Com a chegada do inverno no Rio Grande do Sul, a situação se agravou e muito. Todos os anos os hospitais sofrem com superlotação por doenças do frio. Neste ano, com a pandemia, os números são mais preocupantes. Mas defendemos junto à nossa população a necessidade de isolamento e afastamento social. Estimulamos o uso de máscaras e medidas de higienização. Sanitizamos vias públicas e prédios. Temos conseguido em parte a cooperação da comunidade.
BdFRS - Em São Leopoldo, a prefeitura também enfrenta uma forte oposição de grupo da extrema-direita com a disseminação de fake news.
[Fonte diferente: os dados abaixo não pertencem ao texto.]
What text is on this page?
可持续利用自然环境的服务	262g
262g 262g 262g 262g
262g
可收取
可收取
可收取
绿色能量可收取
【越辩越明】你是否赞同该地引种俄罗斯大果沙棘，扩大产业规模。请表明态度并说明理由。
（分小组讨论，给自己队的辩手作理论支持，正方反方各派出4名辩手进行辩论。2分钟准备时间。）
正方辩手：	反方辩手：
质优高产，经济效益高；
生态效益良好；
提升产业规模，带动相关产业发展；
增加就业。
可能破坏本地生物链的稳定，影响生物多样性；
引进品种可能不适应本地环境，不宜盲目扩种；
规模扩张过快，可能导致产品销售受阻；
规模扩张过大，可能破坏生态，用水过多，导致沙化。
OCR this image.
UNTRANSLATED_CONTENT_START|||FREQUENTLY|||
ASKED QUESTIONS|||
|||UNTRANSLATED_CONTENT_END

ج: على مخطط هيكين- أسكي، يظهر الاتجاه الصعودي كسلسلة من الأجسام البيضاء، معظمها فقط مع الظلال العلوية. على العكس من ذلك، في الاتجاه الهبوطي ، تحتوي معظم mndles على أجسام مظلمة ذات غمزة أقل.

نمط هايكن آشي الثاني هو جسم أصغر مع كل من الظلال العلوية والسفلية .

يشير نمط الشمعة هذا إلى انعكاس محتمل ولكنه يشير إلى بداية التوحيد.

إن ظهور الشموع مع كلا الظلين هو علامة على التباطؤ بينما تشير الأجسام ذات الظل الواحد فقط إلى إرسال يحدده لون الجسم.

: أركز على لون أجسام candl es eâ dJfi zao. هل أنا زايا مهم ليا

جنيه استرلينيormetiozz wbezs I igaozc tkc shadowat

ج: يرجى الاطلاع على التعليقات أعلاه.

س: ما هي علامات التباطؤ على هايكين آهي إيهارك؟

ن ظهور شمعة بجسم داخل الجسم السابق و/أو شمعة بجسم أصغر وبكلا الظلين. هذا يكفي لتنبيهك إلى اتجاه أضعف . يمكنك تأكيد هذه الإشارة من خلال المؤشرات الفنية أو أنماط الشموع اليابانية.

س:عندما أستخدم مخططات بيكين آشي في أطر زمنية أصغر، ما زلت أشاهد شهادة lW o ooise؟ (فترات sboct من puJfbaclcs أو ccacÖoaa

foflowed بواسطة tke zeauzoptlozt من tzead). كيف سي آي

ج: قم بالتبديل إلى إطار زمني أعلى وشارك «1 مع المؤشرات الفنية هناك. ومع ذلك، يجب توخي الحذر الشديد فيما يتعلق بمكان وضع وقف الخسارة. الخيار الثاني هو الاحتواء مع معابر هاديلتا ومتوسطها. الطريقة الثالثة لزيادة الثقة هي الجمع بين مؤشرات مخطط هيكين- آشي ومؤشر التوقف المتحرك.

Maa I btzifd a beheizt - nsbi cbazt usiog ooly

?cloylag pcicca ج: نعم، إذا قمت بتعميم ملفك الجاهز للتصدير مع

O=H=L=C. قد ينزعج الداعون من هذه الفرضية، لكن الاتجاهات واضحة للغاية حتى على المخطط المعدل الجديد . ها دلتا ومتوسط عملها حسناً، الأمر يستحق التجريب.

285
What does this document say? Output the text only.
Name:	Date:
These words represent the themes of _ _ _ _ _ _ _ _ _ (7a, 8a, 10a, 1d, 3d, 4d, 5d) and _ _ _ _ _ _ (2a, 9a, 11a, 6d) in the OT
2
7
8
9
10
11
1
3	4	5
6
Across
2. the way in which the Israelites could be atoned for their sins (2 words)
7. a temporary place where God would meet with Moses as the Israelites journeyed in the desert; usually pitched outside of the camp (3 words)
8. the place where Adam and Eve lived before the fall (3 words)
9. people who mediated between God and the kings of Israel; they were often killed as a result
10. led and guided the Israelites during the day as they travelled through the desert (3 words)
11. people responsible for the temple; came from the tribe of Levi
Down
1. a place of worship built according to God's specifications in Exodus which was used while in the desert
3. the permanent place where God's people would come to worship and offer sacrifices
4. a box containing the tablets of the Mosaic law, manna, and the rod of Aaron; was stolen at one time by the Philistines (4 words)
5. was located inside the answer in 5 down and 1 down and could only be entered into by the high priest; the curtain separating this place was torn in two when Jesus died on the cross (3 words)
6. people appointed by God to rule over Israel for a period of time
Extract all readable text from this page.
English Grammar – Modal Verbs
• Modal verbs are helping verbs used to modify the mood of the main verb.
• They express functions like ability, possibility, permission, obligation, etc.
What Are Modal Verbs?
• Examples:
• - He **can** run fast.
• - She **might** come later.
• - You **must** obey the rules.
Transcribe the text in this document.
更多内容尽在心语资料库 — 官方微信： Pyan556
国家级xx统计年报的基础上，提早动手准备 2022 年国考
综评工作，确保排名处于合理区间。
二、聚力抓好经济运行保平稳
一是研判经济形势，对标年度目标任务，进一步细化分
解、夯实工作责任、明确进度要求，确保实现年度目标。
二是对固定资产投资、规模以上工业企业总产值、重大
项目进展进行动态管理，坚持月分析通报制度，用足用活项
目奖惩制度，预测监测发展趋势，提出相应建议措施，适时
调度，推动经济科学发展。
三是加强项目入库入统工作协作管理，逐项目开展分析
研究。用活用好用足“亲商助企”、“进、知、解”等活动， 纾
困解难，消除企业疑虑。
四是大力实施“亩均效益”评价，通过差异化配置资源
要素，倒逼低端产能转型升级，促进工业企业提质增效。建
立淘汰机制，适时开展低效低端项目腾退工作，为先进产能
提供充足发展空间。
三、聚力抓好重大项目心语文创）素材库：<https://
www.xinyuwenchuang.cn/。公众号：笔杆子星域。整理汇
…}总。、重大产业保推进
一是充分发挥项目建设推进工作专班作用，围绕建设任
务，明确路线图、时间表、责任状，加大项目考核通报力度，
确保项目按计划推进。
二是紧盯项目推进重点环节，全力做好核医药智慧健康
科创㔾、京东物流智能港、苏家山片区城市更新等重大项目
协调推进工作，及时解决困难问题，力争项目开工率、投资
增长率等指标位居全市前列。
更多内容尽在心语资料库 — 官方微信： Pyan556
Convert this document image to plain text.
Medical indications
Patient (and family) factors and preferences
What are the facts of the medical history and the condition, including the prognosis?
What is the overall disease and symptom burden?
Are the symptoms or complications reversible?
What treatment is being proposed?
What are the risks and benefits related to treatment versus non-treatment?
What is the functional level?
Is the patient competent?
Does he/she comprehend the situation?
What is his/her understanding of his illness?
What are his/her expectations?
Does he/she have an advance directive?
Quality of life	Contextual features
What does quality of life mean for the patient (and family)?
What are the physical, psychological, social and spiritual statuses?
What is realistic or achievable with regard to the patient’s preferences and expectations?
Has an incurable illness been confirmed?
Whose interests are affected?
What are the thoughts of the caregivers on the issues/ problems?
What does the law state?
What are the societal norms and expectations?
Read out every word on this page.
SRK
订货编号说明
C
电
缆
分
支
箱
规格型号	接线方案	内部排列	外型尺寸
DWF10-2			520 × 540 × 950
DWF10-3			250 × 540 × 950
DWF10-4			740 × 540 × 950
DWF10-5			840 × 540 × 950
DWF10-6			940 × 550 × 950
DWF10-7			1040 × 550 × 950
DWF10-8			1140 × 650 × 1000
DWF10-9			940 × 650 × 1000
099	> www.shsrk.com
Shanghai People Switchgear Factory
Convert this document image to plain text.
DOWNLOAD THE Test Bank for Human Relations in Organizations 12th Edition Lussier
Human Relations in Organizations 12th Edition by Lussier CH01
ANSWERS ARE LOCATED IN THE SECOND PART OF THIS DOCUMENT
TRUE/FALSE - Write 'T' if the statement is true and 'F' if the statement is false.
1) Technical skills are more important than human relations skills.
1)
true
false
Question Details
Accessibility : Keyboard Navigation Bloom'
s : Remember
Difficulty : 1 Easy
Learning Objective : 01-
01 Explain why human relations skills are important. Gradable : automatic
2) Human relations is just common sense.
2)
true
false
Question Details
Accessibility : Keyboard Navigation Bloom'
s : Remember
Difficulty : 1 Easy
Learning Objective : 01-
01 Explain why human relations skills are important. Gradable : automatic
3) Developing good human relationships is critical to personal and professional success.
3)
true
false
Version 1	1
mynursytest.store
Esse tem sido um fator que influencia no avanço da doença no município?
Vanazzi- As fake news são o mal de nosso tempo e o que nos faz demandar energias que poderiam ser utilizadas para o bem da população. Em São Leopoldo não é diferente. Temos uma oposição de extrema-direita que opera com mentiras para atrapalhar o trabalho sério, inclusive com desrespeito aos profissionais de saúde que se dedicam a salvar vidas. Já tivemos que recorrer à Justiça e à Polícia, tal o nível das fakes que circulam na cidade. A mais recente, e mais grave, é a de que kits de medicamentos sem qualquer comprovação de eficácia precisam ser distribuídos à população. Esta medida vem sendo defendida inclusive por um conjunto de prefeitos da região. Não assinamos e nem apoiamos qualquer tipo de protocolo neste sentido, mesmo que isso nos acarrete um certo isolamento e muitas dores de cabeça. Seguimos firmes na defesa da ciência.
BdFRS - Como a prefeitura de São Leopoldo está se articulando com outros municípios para enfrentar a pandemia?
Vanazzi - Continuamos firmes e convictos de que somente um protocolo regional de isolamento seria eficaz no combate à pandemia. Levamos esta proposta a todos os encontros, reuniões e contatos políticos. Na última semana, reunimos mais de 50 entidades e movimentos sociais, que também sugerem esta articulação conjunta entre os municípios. É uma luta árdua. Infelizmente, há gestores mais preocupados com o período eleitoral, em não perder apoios e agora se agarram em protocolos "salvadores" completamente inócuos.
Resumindo nossas ações:
1 - Instalamos no Hospital Centenário uma área exclusiva para a covid, com 30 leitos clínicos e 10 de UTI. Agora os intensivos serão aumentados para 20.
2 - Nossa rede básica funciona como atendimento de casos mais leves e com a política de testagem. Testamos mais de 2% de nossa população, o que nos faz ter uma ideia melhor do nível da contaminação.
3 - Temos serviço de busca ativa em casos de focos e surtos, com acompanhamento dos casos positivos e seus contatos. Dentro dessa política, interditamos empresas e determinamos a sanitização e acompanhamento de todos os funcionários.
4 - Instalamos, num local que antes sediava um convento, em parceria, um Centro de Apoio ao Hospital Centenário. Para este local são enviados os pacientes menos graves e que necessitam de isolamento. Especialmente aqueles que não têm condições de se isolar em casa.
5 - Criamos um programa de segurança alimentar, com distribuição de kits de alimentação para alunos de nossa rede municipal de educação e famílias em vulnerabilidade social. Já distribuímos mais de 50 mil cestas básicas. Com apoio da comunidade, criamos redes de solidariedade também para doação de máscaras e materiais de higiene aos mais necessitados.
6 - Estamos providenciando a contratação de profissionais para atendimento intensivo, embora as dificuldades sejam grandes, pois não há muitos disponíveis no mercado.
7 - Para continuar com nossa política de testagem, frente à escassez de insumos por parte do governo federal, compramos mais 3 mil testes, que serão feitos pelo nosso laboratório municipal, credenciado para isso.